Fix sepolicy for secondary dex files

Calin Juravle · Calin Juravle · commit 0bee12090002 · 2020-07-22T14:10:06.000-07:00
dexoptanalyzer need read access on the secondary
dex files and of the main apk files in order to successfully evaluate
and optimize them.

Example of denial:
audit(0.0:30): avc: denied { read } for
path="/data/app/~~Zux_isdY0NBkRWPp01oAVg==/com.example.secondaryrepro-wH9zezMSCzIjcKdIMtrw7A==/base.apk"
dev="vdc" ino=40966 scontext=u:r:dexoptanalyzer:s0
tcontext=u:object_r:apk_data_file:s0 tclass=file permissive=0
app=com.example.secondaryrepro

Test: adb shell cmd package compile -r bg-dexopt --secondary-dex app
Bug: 160471235
Bug: 160351055
Merged-In: Id0bda5237d3ce1620d4f6ee89595836b4e1f3abf
Change-Id: Id0bda5237d3ce1620d4f6ee89595836b4e1f3abf
diff --git a/prebuilts/api/30.0/private/coredomain.te b/prebuilts/api/30.0/private/coredomain.te
@@ -22,6 +22,7 @@ full_treble_only(`
         coredomain
         -appdomain
         -dex2oat
+        -dexoptanalyzer
         -idmap
         -init
         -installd
@@ -38,6 +39,7 @@ full_treble_only(`
         coredomain
         -appdomain
         -dex2oat
+        -dexoptanalyzer
         -idmap
         -init
         -installd
diff --git a/prebuilts/api/30.0/private/dexoptanalyzer.te b/prebuilts/api/30.0/private/dexoptanalyzer.te
@@ -3,6 +3,10 @@ type dexoptanalyzer, domain, coredomain, mlstrustedsubject;
 type dexoptanalyzer_exec, system_file_type, exec_type, file_type;
 type dexoptanalyzer_tmpfs, file_type;
 
+r_dir_file(dexoptanalyzer, apk_data_file)
+# Access to /vendor/app
+r_dir_file(dexoptanalyzer, vendor_app_file)
+
 # Reading an APK opens a ZipArchive, which unpack to tmpfs.

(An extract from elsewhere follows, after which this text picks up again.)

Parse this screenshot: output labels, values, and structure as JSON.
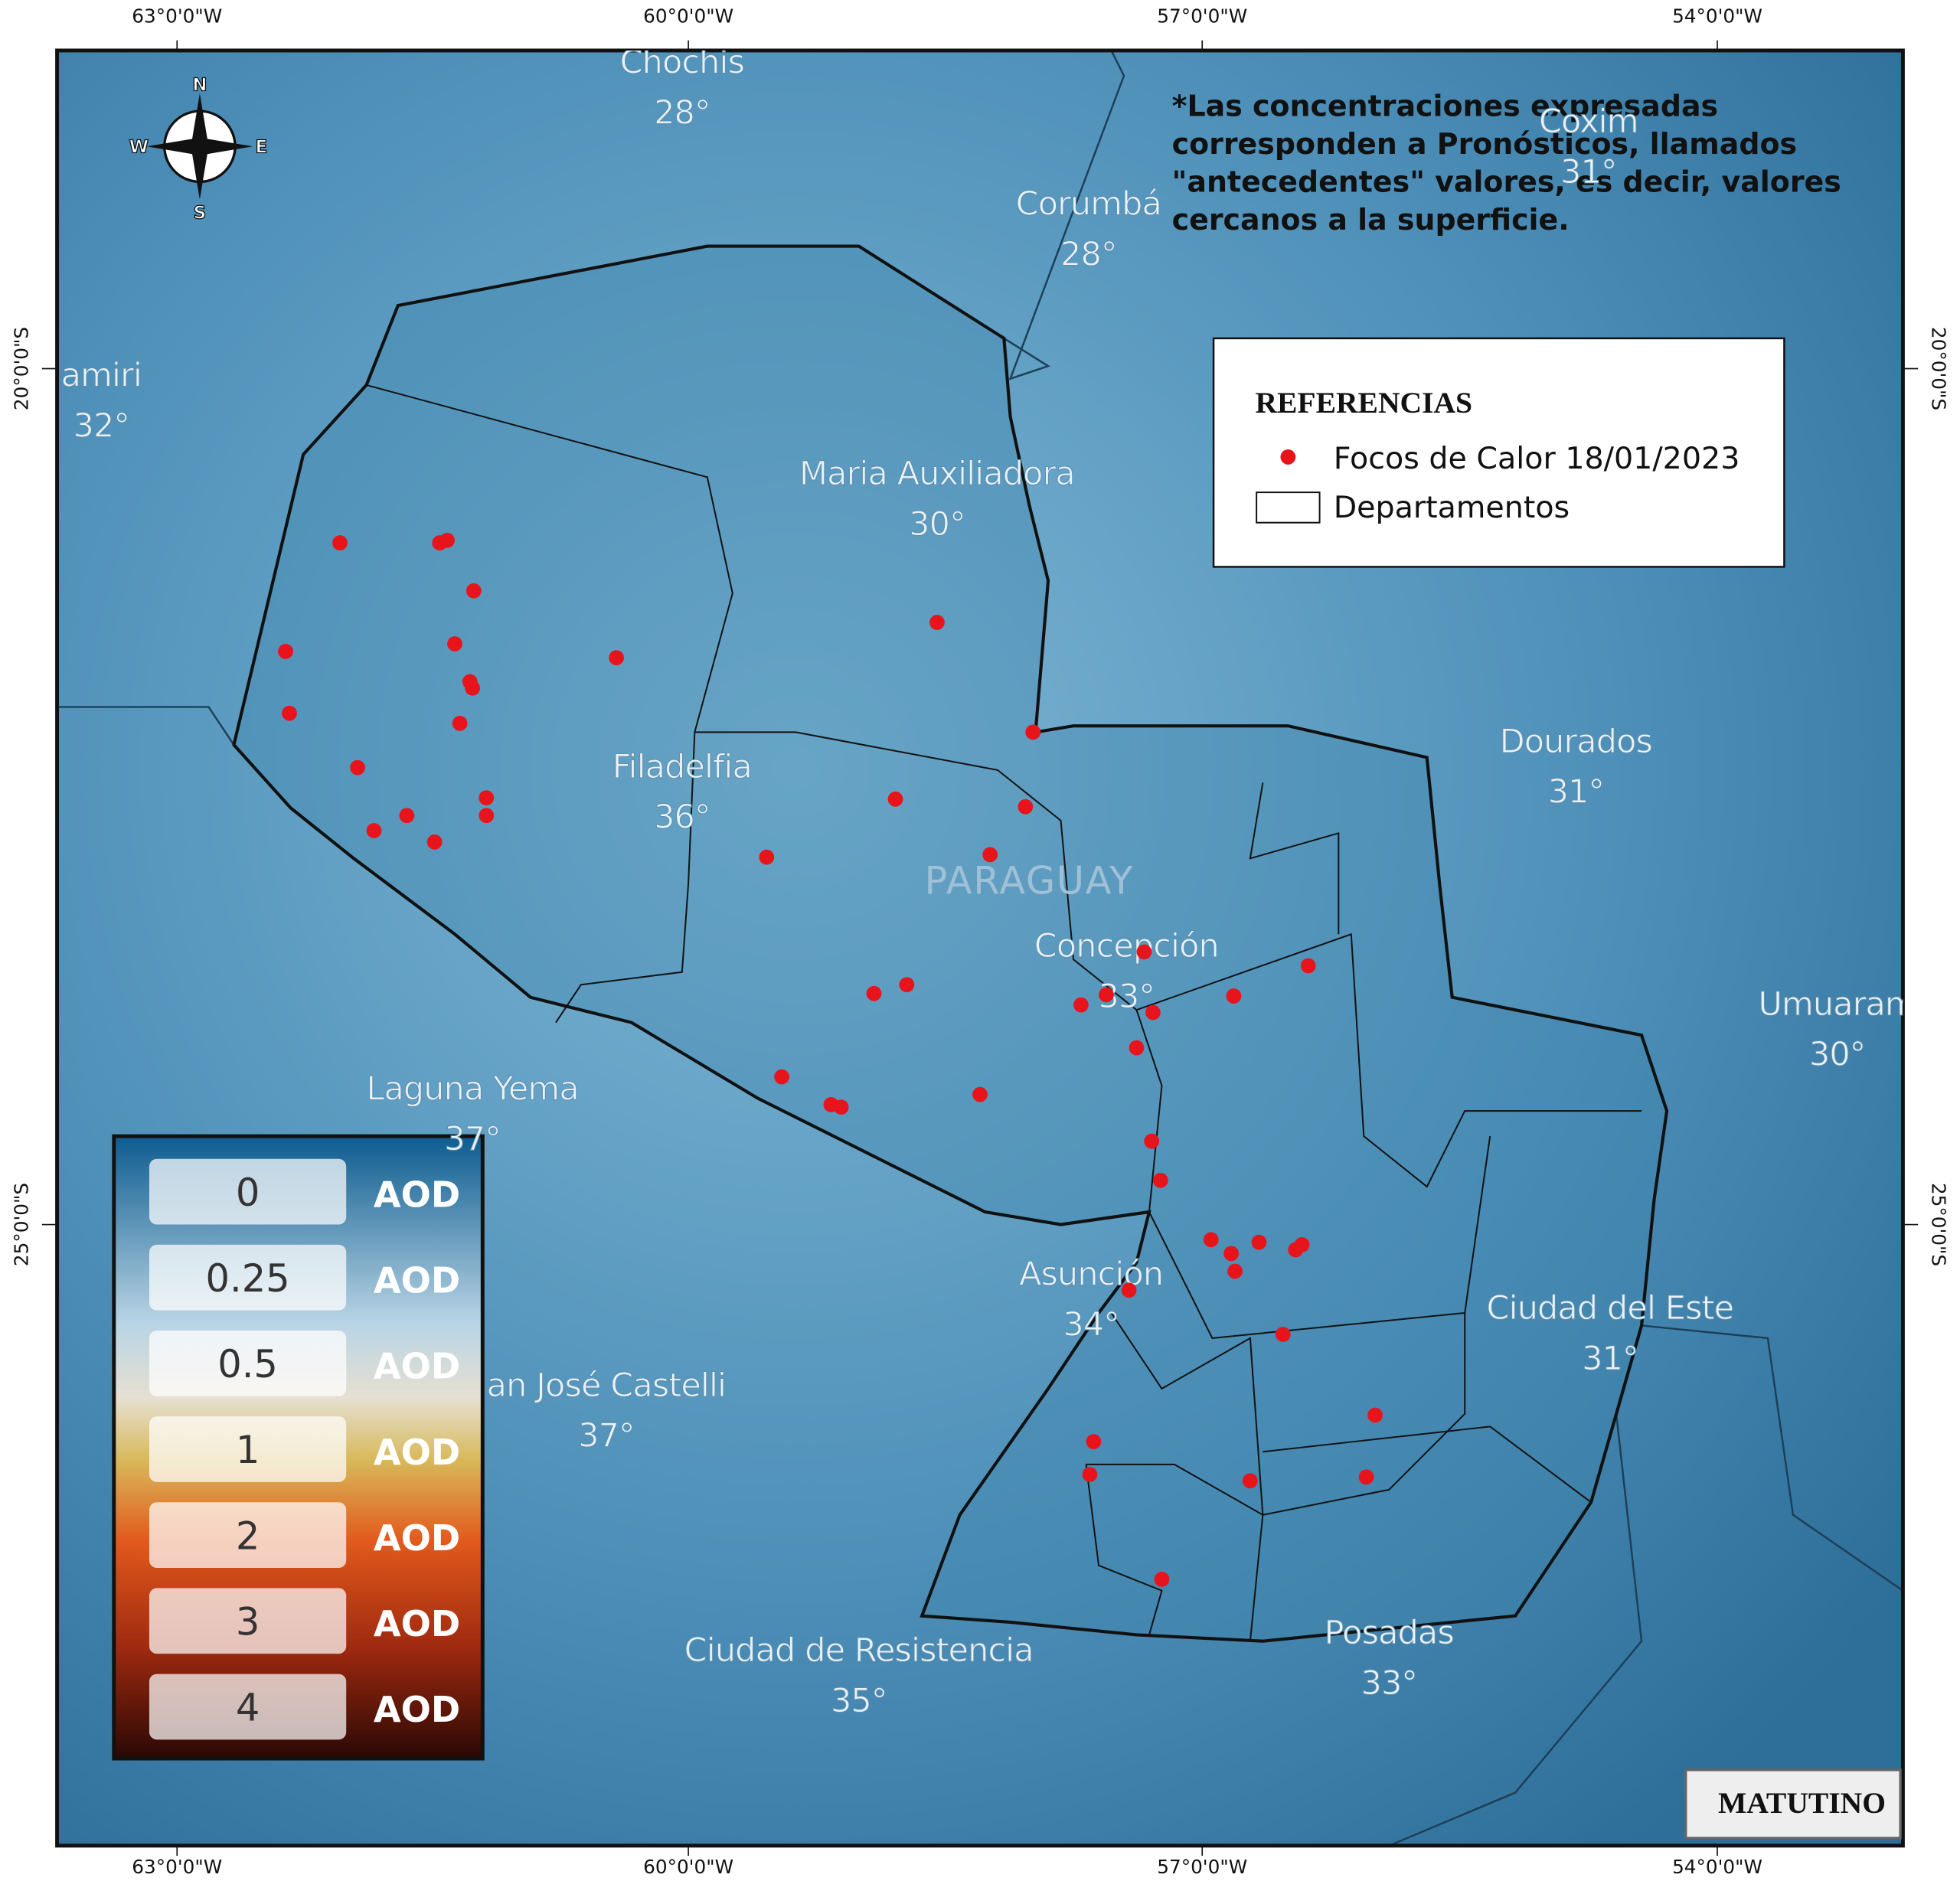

 # Use tmpfs_domain() which will give tmpfs files created by dexoptanalyzer their
 # own label, which differs from other labels created by other processes.

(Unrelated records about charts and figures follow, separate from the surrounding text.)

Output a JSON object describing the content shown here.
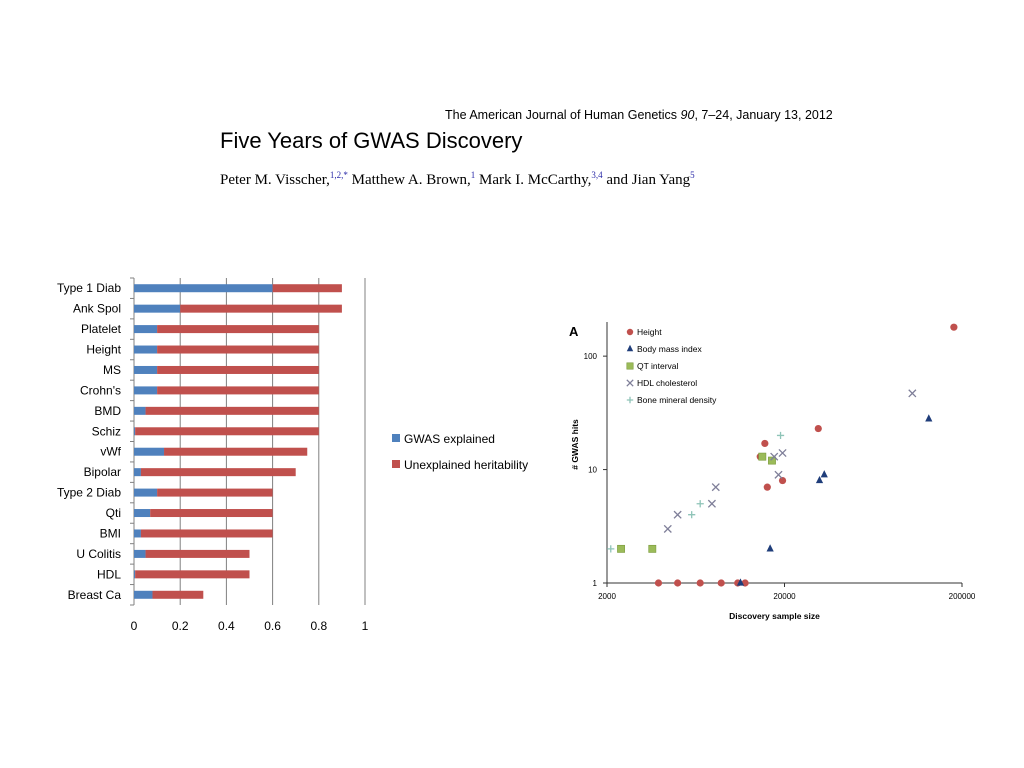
{
  "header": {
    "journal_name": "The American Journal of Human Genetics",
    "journal_volume": "90",
    "journal_pages": ", 7–24, January 13, 2012",
    "title": "Five Years of GWAS Discovery",
    "authors": [
      {
        "name": "Peter M. Visscher,",
        "aff": "1,2,*"
      },
      {
        "name": " Matthew A. Brown,",
        "aff": "1"
      },
      {
        "name": " Mark I. McCarthy,",
        "aff": "3,4"
      },
      {
        "name": " and Jian Yang",
        "aff": "5"
      }
    ]
  },
  "chart_data": [
    {
      "type": "bar",
      "orientation": "horizontal",
      "stacked": true,
      "categories": [
        "Type 1 Diab",
        "Ank Spol",
        "Platelet",
        "Height",
        "MS",
        "Crohn's",
        "BMD",
        "Schiz",
        "vWf",
        "Bipolar",
        "Type 2 Diab",
        "Qti",
        "BMI",
        "U Colitis",
        "HDL",
        "Breast Ca"
      ],
      "series": [
        {
          "name": "GWAS explained",
          "color": "#4f81bd",
          "values": [
            0.6,
            0.2,
            0.1,
            0.1,
            0.1,
            0.1,
            0.05,
            0.005,
            0.13,
            0.03,
            0.1,
            0.07,
            0.03,
            0.05,
            0.005,
            0.08
          ]
        },
        {
          "name": "Unexplained heritability",
          "color": "#c0504d",
          "values": [
            0.3,
            0.7,
            0.7,
            0.7,
            0.7,
            0.7,
            0.75,
            0.795,
            0.62,
            0.67,
            0.5,
            0.53,
            0.57,
            0.45,
            0.495,
            0.22
          ]
        }
      ],
      "xlim": [
        0,
        1
      ],
      "xticks": [
        "0",
        "0.2",
        "0.4",
        "0.6",
        "0.8",
        "1"
      ],
      "grid": true,
      "legend_position": "right"
    },
    {
      "type": "scatter",
      "panel_label": "A",
      "xlabel": "Discovery sample size",
      "ylabel": "# GWAS hits",
      "xscale": "log",
      "yscale": "log",
      "xlim": [
        2000,
        200000
      ],
      "ylim": [
        1,
        200
      ],
      "xticks": [
        "2000",
        "20000",
        "200000"
      ],
      "yticks": [
        "1",
        "10",
        "100"
      ],
      "legend_position": "top-left",
      "series": [
        {
          "name": "Height",
          "marker": "circle",
          "color": "#c0504d",
          "points": [
            [
              3900,
              1
            ],
            [
              5000,
              1
            ],
            [
              6700,
              1
            ],
            [
              8800,
              1
            ],
            [
              10900,
              1
            ],
            [
              12000,
              1
            ],
            [
              14600,
              13
            ],
            [
              15500,
              17
            ],
            [
              16000,
              7
            ],
            [
              19500,
              8
            ],
            [
              31000,
              23
            ],
            [
              180000,
              180
            ]
          ]
        },
        {
          "name": "Body mass index",
          "marker": "triangle",
          "color": "#1f3d7a",
          "points": [
            [
              11300,
              1
            ],
            [
              16600,
              2
            ],
            [
              31500,
              8
            ],
            [
              33500,
              9
            ],
            [
              130000,
              28
            ]
          ]
        },
        {
          "name": "QT interval",
          "marker": "square",
          "color": "#9bbb59",
          "points": [
            [
              2400,
              2
            ],
            [
              3600,
              2
            ],
            [
              15000,
              13
            ],
            [
              17000,
              12
            ]
          ]
        },
        {
          "name": "HDL cholesterol",
          "marker": "x",
          "color": "#7f7f99",
          "points": [
            [
              4400,
              3
            ],
            [
              5000,
              4
            ],
            [
              7800,
              5
            ],
            [
              8200,
              7
            ],
            [
              17500,
              13
            ],
            [
              18500,
              9
            ],
            [
              19500,
              14
            ],
            [
              105000,
              47
            ]
          ]
        },
        {
          "name": "Bone mineral density",
          "marker": "plus",
          "color": "#8fc4b8",
          "points": [
            [
              2100,
              2
            ],
            [
              6000,
              4
            ],
            [
              6700,
              5
            ],
            [
              19000,
              20
            ]
          ]
        }
      ]
    }
  ]
}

diff --git a/private/coredomain.te b/private/coredomain.te
@@ -22,6 +22,7 @@ full_treble_only(`
         coredomain
         -appdomain
         -dex2oat
+        -dexoptanalyzer
         -idmap
         -init
         -installd
@@ -38,6 +39,7 @@ full_treble_only(`
         coredomain
         -appdomain
         -dex2oat
+        -dexoptanalyzer
         -idmap
         -init
         -installd
diff --git a/private/dexoptanalyzer.te b/private/dexoptanalyzer.te
@@ -3,6 +3,10 @@ type dexoptanalyzer, domain, coredomain, mlstrustedsubject;
 type dexoptanalyzer_exec, system_file_type, exec_type, file_type;
 type dexoptanalyzer_tmpfs, file_type;
 
+r_dir_file(dexoptanalyzer, apk_data_file)
+# Access to /vendor/app
+r_dir_file(dexoptanalyzer, vendor_app_file)
+
 # Reading an APK opens a ZipArchive, which unpack to tmpfs.
 # Use tmpfs_domain() which will give tmpfs files created by dexoptanalyzer their
 # own label, which differs from other labels created by other processes.